Activation of caspases is one of the most widely recognized features of apoptosis. Caspases are cysteine-dependent, aspartate-specific proteases. They exist as latent precursors, which, when activated by limited proteolysis, initiate the death program by destroying key components of the cellular infrastructure and activating factors that mediate damage to the cells. The mechanism of caspase activation appears to be conserved in evolution. Thus far, 14 members of the caspase family have been identified, 11 of which are present in humans. Caspases have been categorized into upstream initiators and downstream executioners. A distinctive feature of caspases is the absolute requirement of an aspartic acid residue in the substrate P1 position. The P4 residue is important in substrate recognition and specificity. Generally, catalysis involves a cysteine protease mechanism. The tetrapeptide corresponding to the substrate P4 - P1 residues is sufficient to recognize both caspase-1 and caspase-3. This also forms the basis of designing novel inhibitors of caspases.

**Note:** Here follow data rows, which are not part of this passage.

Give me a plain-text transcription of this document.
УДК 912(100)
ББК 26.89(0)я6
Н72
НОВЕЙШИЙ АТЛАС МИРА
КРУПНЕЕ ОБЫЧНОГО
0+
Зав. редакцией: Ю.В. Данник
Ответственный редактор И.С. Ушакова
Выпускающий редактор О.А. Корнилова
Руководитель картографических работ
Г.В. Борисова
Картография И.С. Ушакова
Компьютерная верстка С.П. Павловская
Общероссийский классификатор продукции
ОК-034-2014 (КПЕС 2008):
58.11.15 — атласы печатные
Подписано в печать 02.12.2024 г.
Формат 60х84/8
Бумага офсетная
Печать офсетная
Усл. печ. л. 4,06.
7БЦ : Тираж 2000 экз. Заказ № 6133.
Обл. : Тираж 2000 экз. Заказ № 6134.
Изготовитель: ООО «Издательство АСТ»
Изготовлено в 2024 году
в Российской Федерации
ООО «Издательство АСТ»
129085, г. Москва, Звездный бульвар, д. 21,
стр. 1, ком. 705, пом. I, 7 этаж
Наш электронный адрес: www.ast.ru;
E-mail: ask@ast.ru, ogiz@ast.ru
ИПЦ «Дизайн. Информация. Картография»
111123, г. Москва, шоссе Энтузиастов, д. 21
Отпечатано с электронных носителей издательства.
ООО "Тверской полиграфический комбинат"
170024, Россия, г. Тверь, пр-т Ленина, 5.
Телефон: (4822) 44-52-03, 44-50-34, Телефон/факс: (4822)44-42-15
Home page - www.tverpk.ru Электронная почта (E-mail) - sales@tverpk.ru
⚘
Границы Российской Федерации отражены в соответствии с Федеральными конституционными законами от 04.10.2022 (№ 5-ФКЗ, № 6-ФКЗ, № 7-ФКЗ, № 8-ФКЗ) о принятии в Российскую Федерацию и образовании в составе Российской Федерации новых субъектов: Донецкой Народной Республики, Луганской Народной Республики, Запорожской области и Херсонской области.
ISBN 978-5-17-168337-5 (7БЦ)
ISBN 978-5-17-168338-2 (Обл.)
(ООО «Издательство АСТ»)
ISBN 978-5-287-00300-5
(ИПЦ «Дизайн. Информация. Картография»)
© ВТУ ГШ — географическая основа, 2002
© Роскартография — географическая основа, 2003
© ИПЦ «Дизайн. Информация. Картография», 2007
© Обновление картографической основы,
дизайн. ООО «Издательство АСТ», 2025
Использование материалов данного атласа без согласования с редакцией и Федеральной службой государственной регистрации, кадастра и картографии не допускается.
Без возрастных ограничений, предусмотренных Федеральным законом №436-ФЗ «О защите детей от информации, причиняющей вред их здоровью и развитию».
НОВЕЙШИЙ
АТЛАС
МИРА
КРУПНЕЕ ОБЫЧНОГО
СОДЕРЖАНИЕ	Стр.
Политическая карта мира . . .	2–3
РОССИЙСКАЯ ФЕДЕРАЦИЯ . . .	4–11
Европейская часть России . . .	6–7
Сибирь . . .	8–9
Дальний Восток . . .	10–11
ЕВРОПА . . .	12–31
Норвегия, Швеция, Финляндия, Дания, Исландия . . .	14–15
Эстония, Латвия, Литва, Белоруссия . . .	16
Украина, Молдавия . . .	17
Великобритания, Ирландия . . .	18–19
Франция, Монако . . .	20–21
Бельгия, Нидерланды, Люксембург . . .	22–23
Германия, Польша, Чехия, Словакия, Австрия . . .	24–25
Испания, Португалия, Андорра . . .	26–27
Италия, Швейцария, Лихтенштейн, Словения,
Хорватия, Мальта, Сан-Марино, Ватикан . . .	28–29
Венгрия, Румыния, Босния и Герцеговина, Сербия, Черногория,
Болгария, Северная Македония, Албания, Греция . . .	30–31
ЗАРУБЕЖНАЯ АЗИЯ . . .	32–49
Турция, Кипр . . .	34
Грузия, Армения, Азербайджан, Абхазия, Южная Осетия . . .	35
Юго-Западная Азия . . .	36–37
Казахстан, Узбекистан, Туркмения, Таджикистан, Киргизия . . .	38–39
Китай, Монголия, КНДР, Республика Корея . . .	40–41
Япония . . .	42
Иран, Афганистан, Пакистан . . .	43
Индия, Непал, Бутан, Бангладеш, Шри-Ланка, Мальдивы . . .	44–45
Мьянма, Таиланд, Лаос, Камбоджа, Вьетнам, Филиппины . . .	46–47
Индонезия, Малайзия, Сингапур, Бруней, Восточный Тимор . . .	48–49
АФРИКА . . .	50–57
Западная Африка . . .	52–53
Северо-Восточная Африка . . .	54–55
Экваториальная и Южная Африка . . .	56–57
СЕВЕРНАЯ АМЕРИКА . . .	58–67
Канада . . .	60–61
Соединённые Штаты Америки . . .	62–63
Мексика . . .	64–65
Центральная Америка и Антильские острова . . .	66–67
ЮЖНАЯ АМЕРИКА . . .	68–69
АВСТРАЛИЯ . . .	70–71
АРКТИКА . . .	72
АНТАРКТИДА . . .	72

Caspase activation is generally considered as the "point of no return” in apoptotic pathways. Caspases are activated by two major pathways: the receptor-mediated (Fas ligand or TNF-α-mediated) pathway and the mitochondrial pathway. The receptor-mediated pathway leads to the activation of pro-caspase-8. In the mitochondrial pathway, pro-apoptotic members of the Bcl-2 family associate with mitochondria and direct the release of cytochrome c (Cyt c) and other proteins, which activate pro-caspase-9.

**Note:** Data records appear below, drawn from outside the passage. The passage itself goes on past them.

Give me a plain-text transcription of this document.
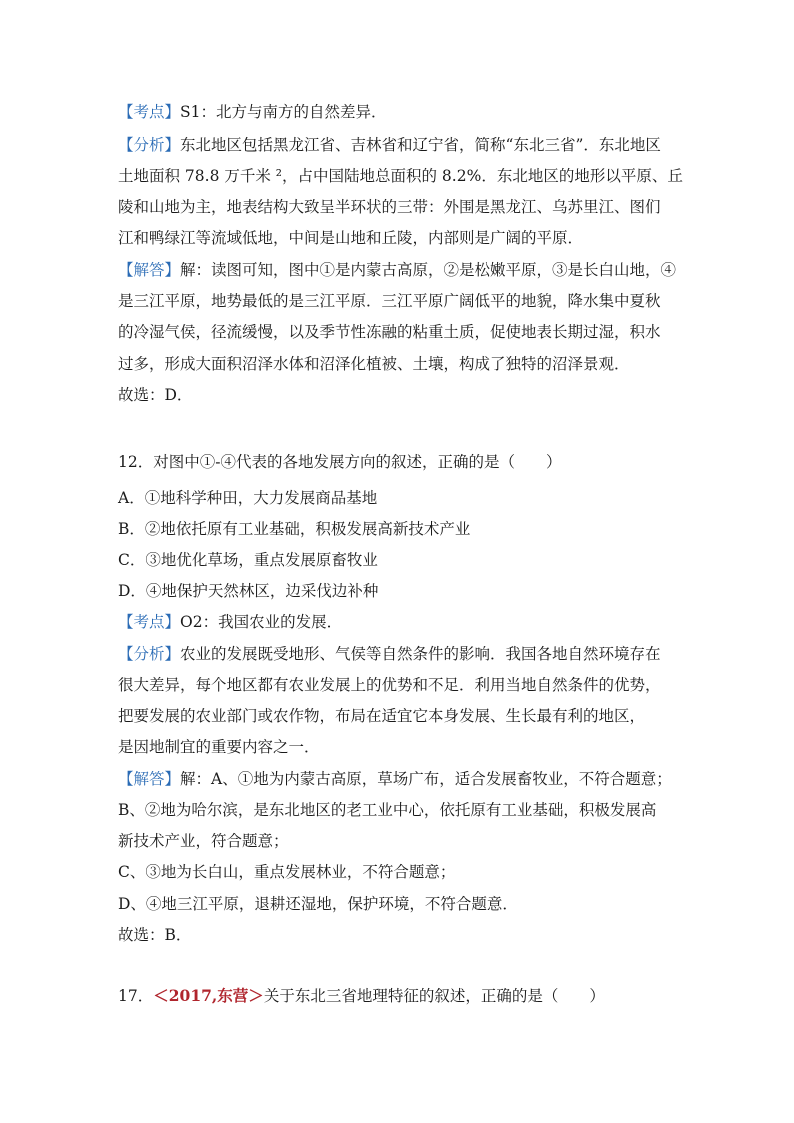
【考点】S1：北方与南方的自然差异．
【分析】东北地区包括黑龙江省、吉林省和辽宁省，简称“东北三省”．东北地区
土地面积 78.8 万千米 ²，占中国陆地总面积的 8.2%．东北地区的地形以平原、丘
陵和山地为主，地表结构大致呈半环状的三带：外围是黑龙江、乌苏里江、图们
江和鸭绿江等流域低地，中间是山地和丘陵，内部则是广阔的平原．
【解答】解：读图可知，图中①是内蒙古高原，②是松嫩平原，③是长白山地，④
是三江平原，地势最低的是三江平原．三江平原广阔低平的地貌，降水集中夏秋
的冷湿气侯，径流缓慢，以及季节性冻融的粘重土质，促使地表长期过湿，积水
过多，形成大面积沼泽水体和沼泽化植被、土壤，构成了独特的沼泽景观．
故选：D．
12．对图中①-④代表的各地发展方向的叙述，正确的是（　　）
A．①地科学种田，大力发展商品基地
B．②地依托原有工业基础，积极发展高新技术产业
C．③地优化草场，重点发展原畜牧业
D．④地保护天然林区，边采伐边补种
【考点】O2：我国农业的发展．
【分析】农业的发展既受地形、气侯等自然条件的影响．我国各地自然环境存在
很大差异，每个地区都有农业发展上的优势和不足．利用当地自然条件的优势，
把要发展的农业部门或农作物，布局在适宜它本身发展、生长最有利的地区，
是因地制宜的重要内容之一．
【解答】解：A、①地为内蒙古高原，草场广布，适合发展畜牧业，不符合题意；
B、②地为哈尔滨，是东北地区的老工业中心，依托原有工业基础，积极发展高
新技术产业，符合题意；
C、③地为长白山，重点发展林业，不符合题意；
D、④地三江平原，退耕还湿地，保护环境，不符合题意．
故选：B．
17．＜2017,东营＞关于东北三省地理特征的叙述，正确的是（　　）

Caspase inhibitors act by binding to the active site of caspases either in a reversible or irreversible manner. Inhibitor design includes a peptide recognition sequence attached to a functional group such as an aldehyde (CHO), chloromethylketone (CMK), or fluoromethylketone (FMK). The peptide recognition sequence corresponding to that found in endogenous substrates determines the specificity of a particular caspase. For example, compounds with the Ac-YVAD-CHO sequence are potent inhibitors of caspases-1 (Ki ≈ 10 nM), and exhibit very weak inhibitory effect on caspases-3 and -7 (Ki ≈ 50 µM). Exclusion of the tyrosine residue from the inhibitor peptide results in a potent but less specific inhibitor. For example, Z-VAD-FMK inhibits not only caspases-1 and -4, but also caspases-3 and -7.